Love in Motion by Reidar Due

Author:Reidar Due
Format: epub
Tags: PER004030, Performing Arts/Film & Video/History & Criticism, PER004010, Performing Arts/Film & Video/Direction & Production
Publisher: Columbia University Press
Published: 2013-11-12T05:00:00+00:00


Love in the Underworld

The crime films that became known retrospectively as film noir offer a fertile ground for exploring love relations, erotic power and amorous obsessions. The shadowy world of middling criminals, which is the preferred environment of film noir stories, features erotic ambitions that do not have marriage as their inevitable or natural horizon. Here desire is not thereby adulterous, but is presented to the world independently of marital codes and expectations. It was possible for Hollywood cinema after the self-censoring Hays code of 1934 to explore erotic sentiment in a nuanced and sophisticated way in films like Laura, Gilda, Out of the Past and Double Indemnity by framing the moral freedom of sexual desire within strict temporal and legal constraints.

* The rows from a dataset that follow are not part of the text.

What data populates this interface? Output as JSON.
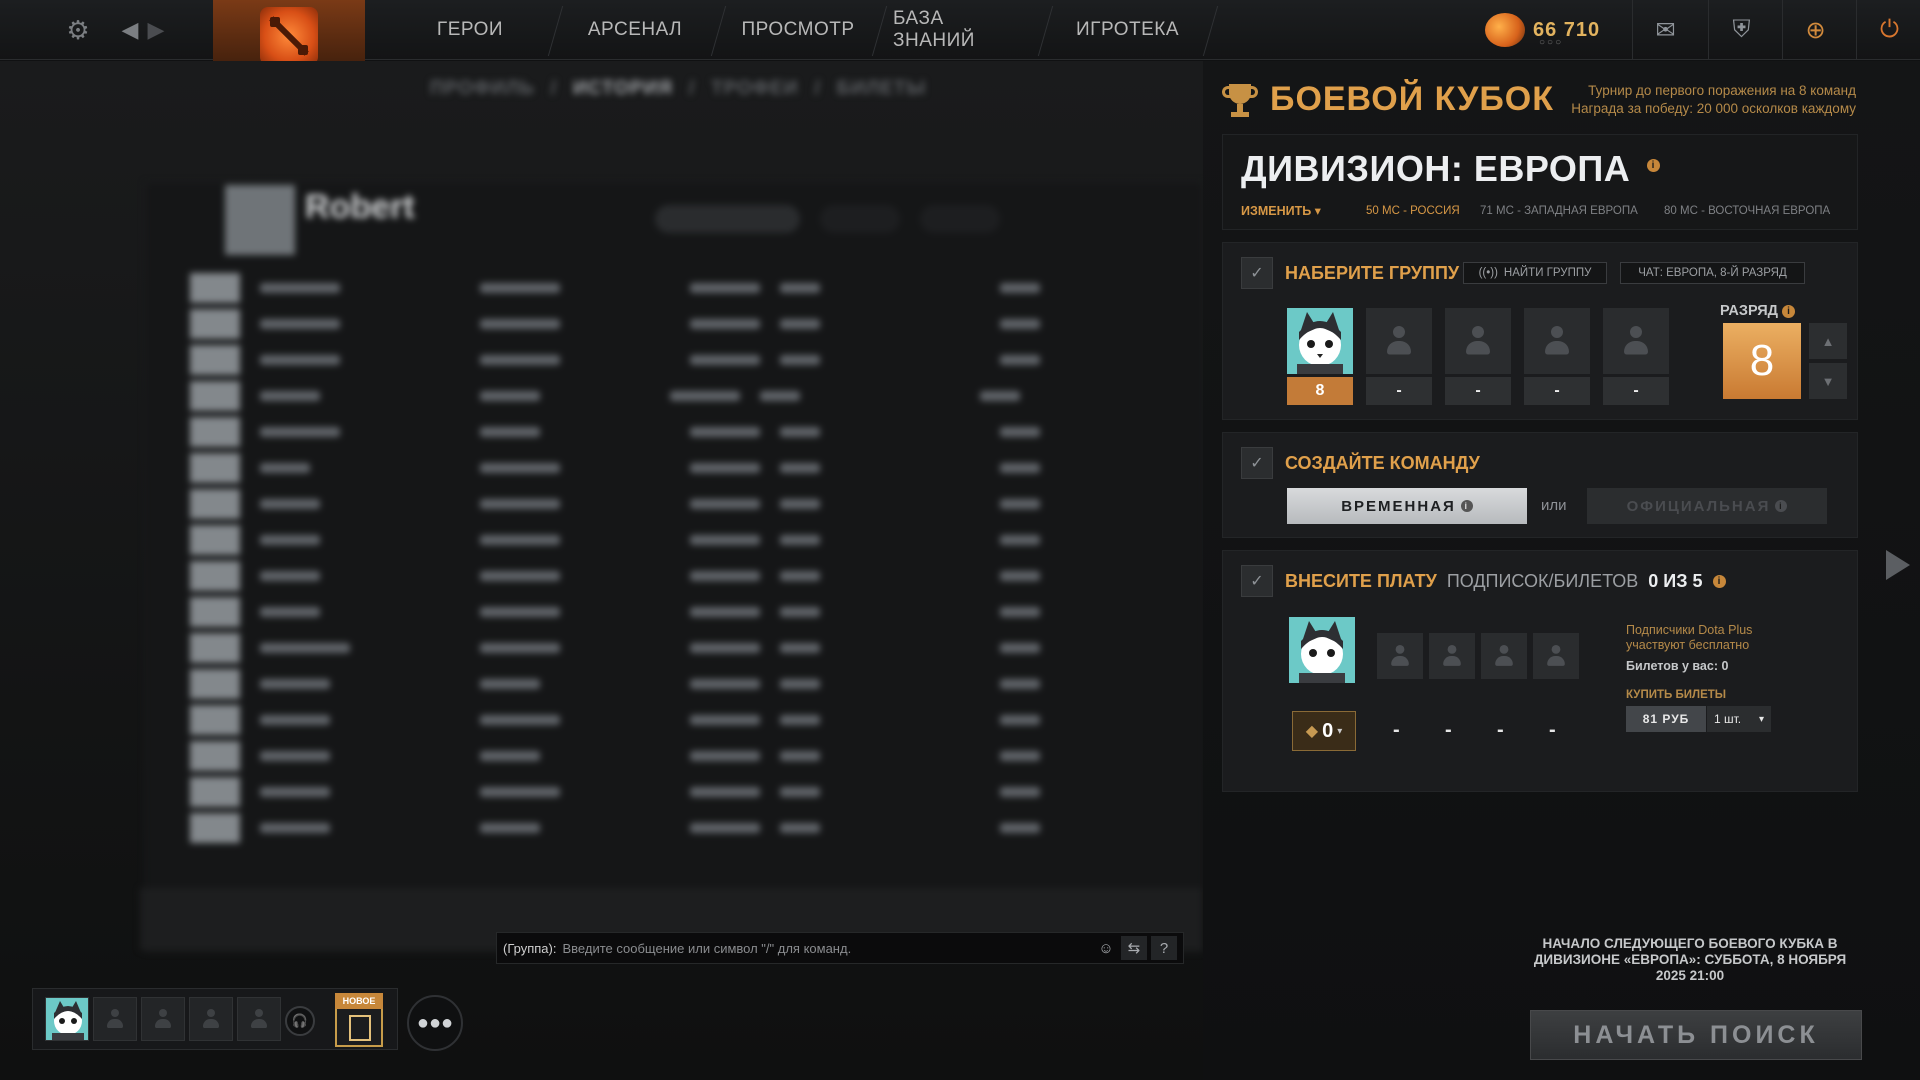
{
  "topbar": {
    "nav": [
      "ГЕРОИ",
      "АРСЕНАЛ",
      "ПРОСМОТР",
      "БАЗА ЗНАНИЙ",
      "ИГРОТЕКА"
    ],
    "currency_value": "66 710",
    "currency_dots": "○○○",
    "icons": [
      "settings-gear-icon",
      "back-arrow-icon",
      "forward-arrow-icon",
      "dota-logo",
      "mail-icon",
      "armory-icon",
      "plus-icon",
      "power-icon"
    ]
  },
  "background": {
    "breadcrumb": [
      "ПРОФИЛЬ",
      "/",
      "ИСТОРИЯ",
      "/",
      "ТРОФЕИ",
      "/",
      "БИЛЕТЫ"
    ],
    "profile_name": "Robert"
  },
  "chat": {
    "channel": "(Группа):",
    "placeholder": "Введите сообщение или символ \"/\" для команд.",
    "help": "?"
  },
  "party_bar": {
    "new_label": "НОВОЕ"
  },
  "battle_cup": {
    "title": "БОЕВОЙ КУБОК",
    "subtitle_line1": "Турнир до первого поражения на 8 команд",
    "subtitle_line2": "Награда за победу: 20 000 осколков каждому",
    "division_title": "ДИВИЗИОН: ЕВРОПА",
    "change_label": "ИЗМЕНИТЬ ▾",
    "pings": [
      {
        "text": "50 МС - РОССИЯ",
        "color": "#d79846"
      },
      {
        "text": "71 МС - ЗАПАДНАЯ ЕВРОПА",
        "color": "#7e8084"
      },
      {
        "text": "80 МС - ВОСТОЧНАЯ ЕВРОПА",
        "color": "#7e8084"
      }
    ],
    "step1": {
      "title": "НАБЕРИТЕ ГРУППУ",
      "find_group": "НАЙТИ ГРУППУ",
      "chat_label": "ЧАТ: ЕВРОПА, 8-Й РАЗРЯД",
      "rank_label": "РАЗРЯД",
      "rank_value": "8",
      "slots": [
        "8",
        "-",
        "-",
        "-",
        "-"
      ]
    },
    "step2": {
      "title": "СОЗДАЙТЕ КОМАНДУ",
      "temp_label": "ВРЕМЕННАЯ",
      "or_label": "или",
      "official_label": "ОФИЦИАЛЬНАЯ"
    },
    "step3": {
      "title": "ВНЕСИТЕ ПЛАТУ",
      "subtitle": "ПОДПИСОК/БИЛЕТОВ",
      "count": "0 ИЗ 5",
      "ticket_count": "0",
      "slots": [
        "-",
        "-",
        "-",
        "-"
      ],
      "dota_plus_line1": "Подписчики Dota Plus",
      "dota_plus_line2": "участвуют бесплатно",
      "tickets_owned": "Билетов у вас: 0",
      "buy_label": "КУПИТЬ БИЛЕТЫ",
      "price": "81 РУБ",
      "quantity": "1 шт."
    },
    "next_cup": "НАЧАЛО СЛЕДУЮЩЕГО БОЕВОГО КУБКА В ДИВИЗИОНЕ «ЕВРОПА»: СУББОТА, 8 НОЯБРЯ 2025 21:00",
    "search_button": "НАЧАТЬ ПОИСК"
  },
  "colors": {
    "accent_gold": "#e0a04b",
    "rank_orange": "#c97a32",
    "panel_bg": "#1b1c1e"
  }
}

Rebelling against the gentle and pragmatic romanticism of Capra and Hawks, who portrayed love as a whimsical but not ultimately irrational or unmanly deviation from the ethical requirements of camaraderie and work, European noir directors like Charles Vidor, Billy Wilder, Otto Preminger and Jacques Tourneur emphasised the specificity and autonomy of erotic desire in relation to conscious wishes and moral demands. Like many other creative people working in Hollywood at this time, all of the above were European émigrés. Vidor was Hungarian, Wilder and Preminger were Austrian and Tourneur was French. In any case they do not contribute to the educational programme that forms the core of Capra’s and Hawks’s filmmaking. Their films do not teach us to become decent and considerate, to minimise our own pretentions and set limits to our sexual ambitions. These are films in which sexual energy, erotic desire and relations that have no other reason to exist than mutual attraction are celebrated in full awareness of the existential price that may be paid for such a freedom in a culture based on the austere and puritanical moral values of rationality and work. The noir genre allows these European Americans to stylise a clash between two kinds of freedom, the American freedom of work and incessant activity, and the self-destructive erotic freedom of desire pursued for its own sake, as an end in itself, answerable to no one and to nothing. Yet, these filmmakers also pay a price, as they have to punish desire two times over. They have to make sense of desire in the terms of a moral discourse, thus robbing it of its freedom to be merely itself, to be merely desire. Second, they have to show that the uncompromising egotism of sexual desire is incompatible with the ethics of communal values: thus it is not only crime that is punished, but the prospect of erotic claims that are not reducible to peaceful life in society.

Gilda is a story of pride and electrifying erotic tension. It is the story of a sadomasochistic relationship and the difficulty that two lovers have in affirming and publically asserting their love. Gilda is an attractive and sexually adventurous woman devoid of economic means and social privilege. She marries a charismatic and wealthy crook, a ruthless casino owner.